Normalin zulmüdür bu. Normun, kuralın, geleneğin göreneğin, yasakların ve ille de genel ahlâkın kadını ve norm olarak belirlenenin dışında kalanları ezmek için kullanılışıdır. Öyle incelikli mekanizmalar devreye girer ki, tahakkümün nerede başlayıp nerede bittiğini anlayamazsın. Ev, okul, hane içi, sokak… Her yer kapana dönüşebilir. Ne de olsa insanın kendi olamadığı her an bir esarettir.

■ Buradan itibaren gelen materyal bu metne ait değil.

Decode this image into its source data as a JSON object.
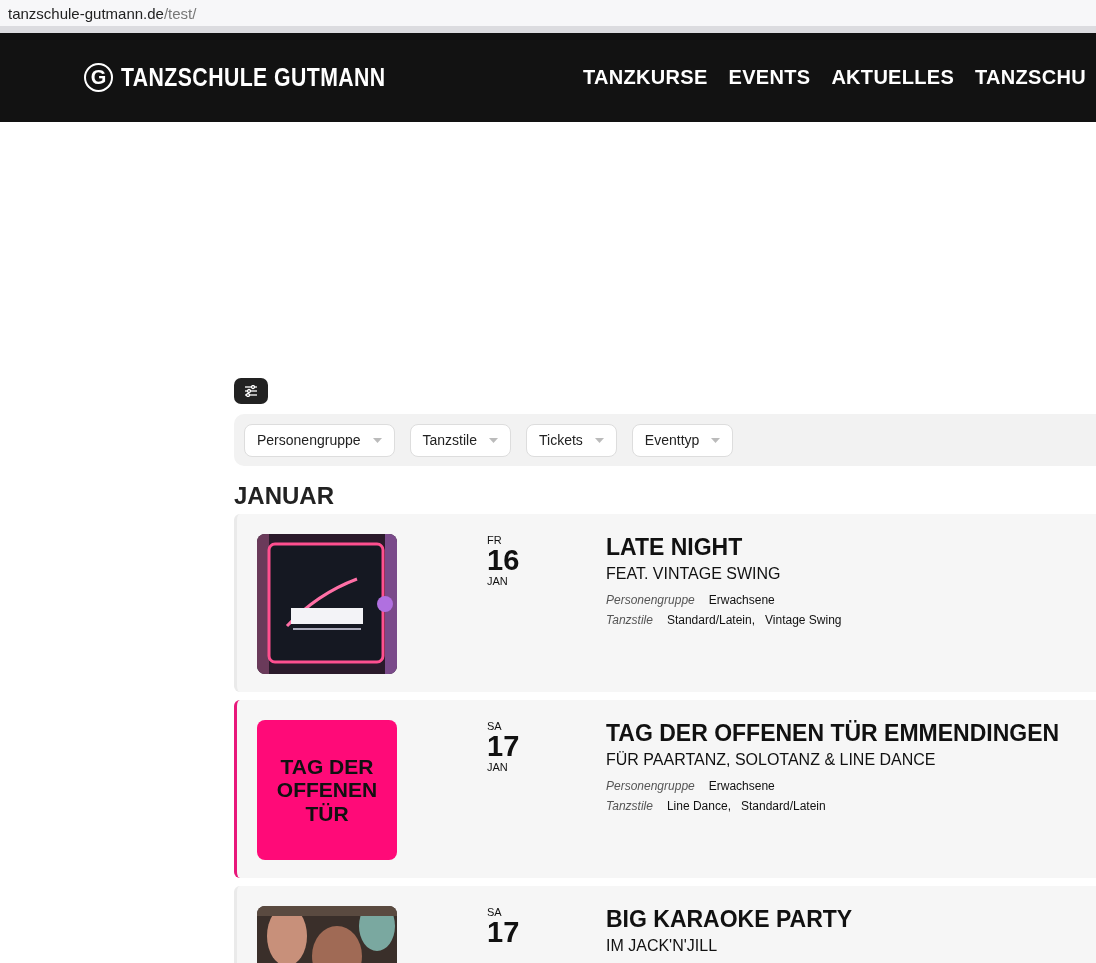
{
  "address_bar": {
    "domain": "tanzschule-gutmann.de",
    "path": "/test/"
  },
  "header": {
    "logo_letter": "G",
    "logo_text": "TANZSCHULE GUTMANN",
    "nav": [
      "TANZKURSE",
      "EVENTS",
      "AKTUELLES",
      "TANZSCHU"
    ]
  },
  "filters": [
    {
      "label": "Personengruppe"
    },
    {
      "label": "Tanzstile"
    },
    {
      "label": "Tickets"
    },
    {
      "label": "Eventtyp"
    }
  ],
  "month": "JANUAR",
  "events": [
    {
      "image": {
        "kind": "picture"
      },
      "weekday": "FR",
      "day": "16",
      "month": "JAN",
      "title": "LATE NIGHT",
      "subtitle": "FEAT. VINTAGE SWING",
      "highlighted": false,
      "meta": [
        {
          "label": "Personengruppe",
          "values": [
            "Erwachsene"
          ]
        },
        {
          "label": "Tanzstile",
          "values": [
            "Standard/Latein,",
            "Vintage Swing"
          ]
        }
      ]
    },
    {
      "image": {
        "kind": "text-tile",
        "text": "TAG DER OFFENEN TÜR"
      },
      "weekday": "SA",
      "day": "17",
      "month": "JAN",
      "title": "TAG DER OFFENEN TÜR EMMENDINGEN",
      "subtitle": "FÜR PAARTANZ, SOLOTANZ & LINE DANCE",
      "highlighted": true,
      "meta": [
        {
          "label": "Personengruppe",
          "values": [
            "Erwachsene"
          ]
        },
        {
          "label": "Tanzstile",
          "values": [
            "Line Dance,",
            "Standard/Latein"
          ]
        }
      ]
    },
    {
      "image": {
        "kind": "picture"
      },
      "weekday": "SA",
      "day": "17",
      "title": "BIG KARAOKE PARTY",
      "subtitle": "IM JACK'N'JILL",
      "highlighted": false
    }
  ]
}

Hem öldürmenin bin türlü şekli var. Şiddet dediğin de önce dilde başlar. Kadını küfürlerle aşağılar, hoyrat yaftalamalar, kasıtlı yaralamalarla yumuşak karnından vurursun. Özgüveni tez vakit imha edilmelidir ki hiçbir yola çıkmasın. Hayatı bir başına göze alamasın.
Oysa kadının tarihi orospu ve cadıların tarihidir. Okyanusun ve göğün sınırsızlığını onlar gösterir. Aklıma Didem Madak gelir böyle düşününce. Gülümserim. Okumalar yapmak üzere 2010’da 3. Uluslararası İstanbul Şiir Festivali’ne çağrılan şair, festival broşüründe özgeçmişinden ‘Şu sıralar cadılık, büyü çeşitleri gibi konularla ilgileniyor ve bir Efsun Kitabı düşlüyor’ cümlesinin, bilgisi ve izni dışında çıkarıldığını görünce, festivalden çekilmişti. Madak’ın bu yaşanana ilişkin festival yönetimine yolladığı manifesto niteliğinde mektup ise, aslında kadının erk karşısında, edebiyatın da iktidar karşısında verdiği mücadeleye dair çok şey söylüyordu: “Bazılarının söylediği gibi hakikaten ‘ülkemiz normalleşiyor’ ve başta şairleri normalleştirmek en mantıklısı, şairlerin özgeçmişlerinden caiz olmayan, örf adet ve din diyanete mugayir bölümlerin çıkarılması ve açılışta resmi kıyafet talepleri hep bu normalleşmenin belirtileri. Öyle ki yakında bir cadı avı da başlayabilir, önce kendini cadı ilan edenler avlanır ve sonra bazıları cadı ilan edilerek avlanır…”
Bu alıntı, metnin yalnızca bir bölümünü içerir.